List Of American And Canadian Soccer Champions
Despite each receiving FIFA-affiliated status in 1913, both the United States and Canada have lacked a consistent, multi-division soccer system until recently. Consequently, the determination of champions has been problematic at times. The United States did not have a truly national league until the North American Soccer League in the late 1960s. Before that, there were several regional and city leagues of various levels of quality. For example, the first and second American Soccer Leagues constituted the premier level of professional soccer in the Northeastern United States, but they and teams from the St. Louis Soccer League would regularly defeat the best the other had to offer. These are only two of the most notable leagues of the regional era, as there were professional and amateur competitions in Chicago, California, the greater Western United States, Ontario, and Western Canada, among several other areas. While the creation of the North American Soccer League in 1968 brought a bona fide, national Division One league to the U.S. and Canada, its collapse in 1984 saw a temporary return to the fragmented regional structure. The merger of the Western Soccer League and third American Soccer League created a Division Two-level national league in the U.S. (the American Professional Soccer League), which later absorbed the Division Two-level Canadian Soccer League.

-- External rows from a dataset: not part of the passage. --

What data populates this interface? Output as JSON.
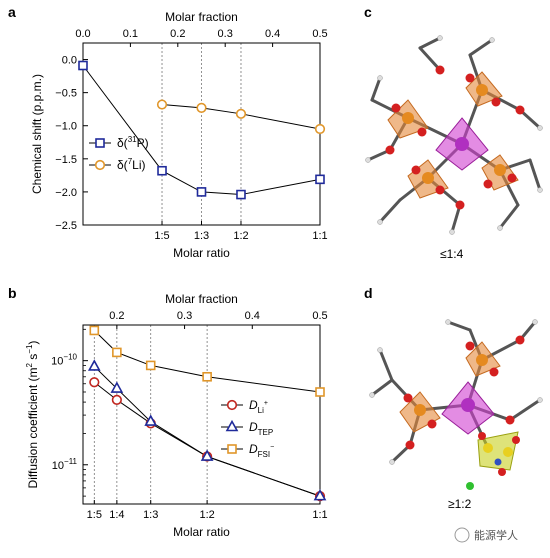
{
  "panels": {
    "a": "a",
    "b": "b",
    "c": "c",
    "d": "d"
  },
  "chart_data": [
    {
      "type": "scatter",
      "panel": "a",
      "top_xlabel": "Molar fraction",
      "top_ticks": [
        "0.0",
        "0.1",
        "0.2",
        "0.3",
        "0.4",
        "0.5"
      ],
      "top_tick_values": [
        0.0,
        0.1,
        0.2,
        0.3,
        0.4,
        0.5
      ],
      "xlim": [
        0.0,
        0.5
      ],
      "xlabel": "Molar ratio",
      "bottom_ticks": [
        "1:5",
        "1:3",
        "1:2",
        "1:1"
      ],
      "bottom_tick_values": [
        0.1667,
        0.25,
        0.3333,
        0.5
      ],
      "ylabel": "Chemical shift (p.p.m.)",
      "ylim": [
        -2.5,
        0.25
      ],
      "yticks": [
        "0.0",
        "−0.5",
        "−1.0",
        "−1.5",
        "−2.0",
        "−2.5"
      ],
      "ytick_values": [
        0.0,
        -0.5,
        -1.0,
        -1.5,
        -2.0,
        -2.5
      ],
      "legend_position": "left",
      "series": [
        {
          "name": "δ(³¹P)",
          "legend_prefix": "δ(",
          "legend_sup": "31",
          "legend_main": "P)",
          "color": "#1f2a9a",
          "marker": "square",
          "x": [
            0.0,
            0.1667,
            0.25,
            0.3333,
            0.5
          ],
          "y": [
            -0.09,
            -1.68,
            -2.0,
            -2.04,
            -1.81
          ]
        },
        {
          "name": "δ(⁷Li)",
          "legend_prefix": "δ(",
          "legend_sup": "7",
          "legend_main": "Li)",
          "color": "#e0962a",
          "marker": "circle",
          "x": [
            0.1667,
            0.25,
            0.3333,
            0.5
          ],
          "y": [
            -0.68,
            -0.73,
            -0.82,
            -1.05
          ]
        }
      ]
    },
    {
      "type": "scatter",
      "panel": "b",
      "top_xlabel": "Molar fraction",
      "top_ticks": [
        "0.2",
        "0.3",
        "0.4",
        "0.5"
      ],
      "top_tick_values": [
        0.2,
        0.3,
        0.4,
        0.5
      ],
      "xlim": [
        0.15,
        0.5
      ],
      "xlabel": "Molar ratio",
      "bottom_ticks": [
        "1:5",
        "1:4",
        "1:3",
        "1:2",
        "1:1"
      ],
      "bottom_tick_values": [
        0.1667,
        0.2,
        0.25,
        0.3333,
        0.5
      ],
      "ylabel": "Diffusion coefficient (m² s⁻¹)",
      "ylabel_parts": {
        "pre": "Diffusion coefficient (m",
        "sup1": "2",
        "mid": " s",
        "sup2": "−1",
        "post": ")"
      },
      "yscale": "log",
      "ylim": [
        4.2e-12,
        2.2e-10
      ],
      "yticks": [
        {
          "base": "10",
          "exp": "−10",
          "value": 1e-10
        },
        {
          "base": "10",
          "exp": "−11",
          "value": 1e-11
        }
      ],
      "legend_position": "right",
      "series": [
        {
          "name": "D_Li⁺",
          "legend_main": "D",
          "legend_sub": "Li",
          "legend_sup": "+",
          "color": "#c0261f",
          "marker": "circle",
          "x": [
            0.1667,
            0.2,
            0.25,
            0.3333,
            0.5
          ],
          "y": [
            6.2e-11,
            4.2e-11,
            2.5e-11,
            1.2e-11,
            5e-12
          ]
        },
        {
          "name": "D_TEP",
          "legend_main": "D",
          "legend_sub": "TEP",
          "legend_sup": "",
          "color": "#1f2a9a",
          "marker": "triangle",
          "x": [
            0.1667,
            0.2,
            0.25,
            0.3333,
            0.5
          ],
          "y": [
            8.8e-11,
            5.4e-11,
            2.6e-11,
            1.2e-11,
            5e-12
          ]
        },
        {
          "name": "D_FSI⁻",
          "legend_main": "D",
          "legend_sub": "FSI",
          "legend_sup": "−",
          "color": "#e0962a",
          "marker": "square",
          "x": [
            0.1667,
            0.2,
            0.25,
            0.3333,
            0.5
          ],
          "y": [
            1.95e-10,
            1.2e-10,
            9e-11,
            7e-11,
            5e-11
          ]
        }
      ]
    }
  ],
  "molecules": {
    "c": {
      "label": "≤1:4"
    },
    "d": {
      "label": "≥1:2"
    }
  },
  "watermark": {
    "text": "能源学人"
  }
}
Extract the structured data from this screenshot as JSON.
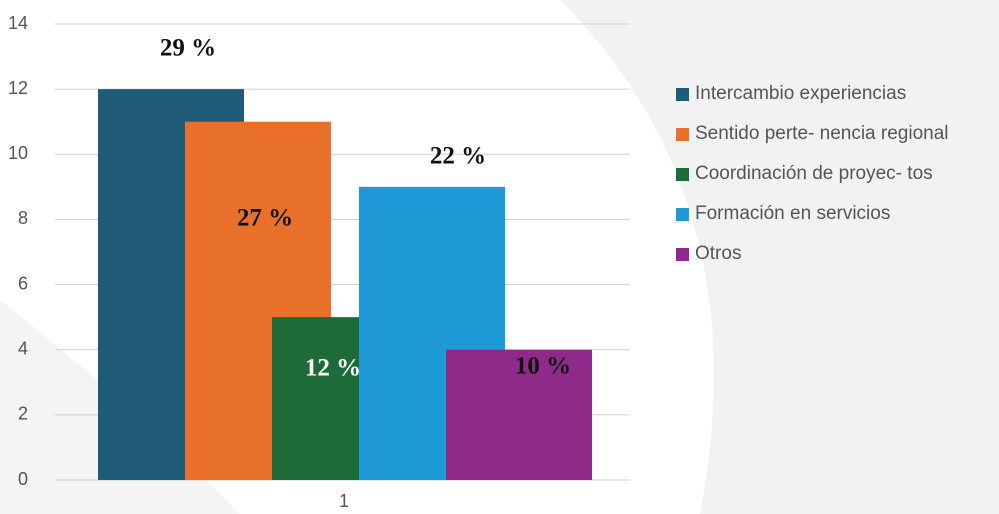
{
  "chart_data": {
    "type": "bar",
    "categories": [
      "1"
    ],
    "series": [
      {
        "name": "Intercambio  experiencias",
        "color": "#1f5c7a",
        "values": [
          12
        ]
      },
      {
        "name": "Sentido perte- nencia regional",
        "color": "#e8702a",
        "values": [
          11
        ]
      },
      {
        "name": "Coordinación de proyec- tos",
        "color": "#1e6b3a",
        "values": [
          5
        ]
      },
      {
        "name": "Formación en servicios",
        "color": "#1e9bd7",
        "values": [
          9
        ]
      },
      {
        "name": "Otros",
        "color": "#8e2a8a",
        "values": [
          4
        ]
      }
    ],
    "annotations": [
      "29 %",
      "27 %",
      "12 %",
      "22 %",
      "10 %"
    ],
    "ylim": [
      0,
      14
    ],
    "yticks": [
      0,
      2,
      4,
      6,
      8,
      10,
      12,
      14
    ],
    "grid": true,
    "legend": "right"
  }
}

But it was until not until the establishment of Major League Soccer in 1996 as part of FIFA's agreement to award the United States the 1994 World Cup that there was again a truly national, first division in either country (Canada would not see an MLS team until 2007; until then the top Canadian teams resided in Division Two).
Given all of this, there is a broad history of champions of various kinds in the history of both countries, both in leagues that comprised both nations and cups that were held in only one. This article takes into account all these competitions to compile an accurate listing of American and Canadian soccer champions with an eye towards maintaining continuity.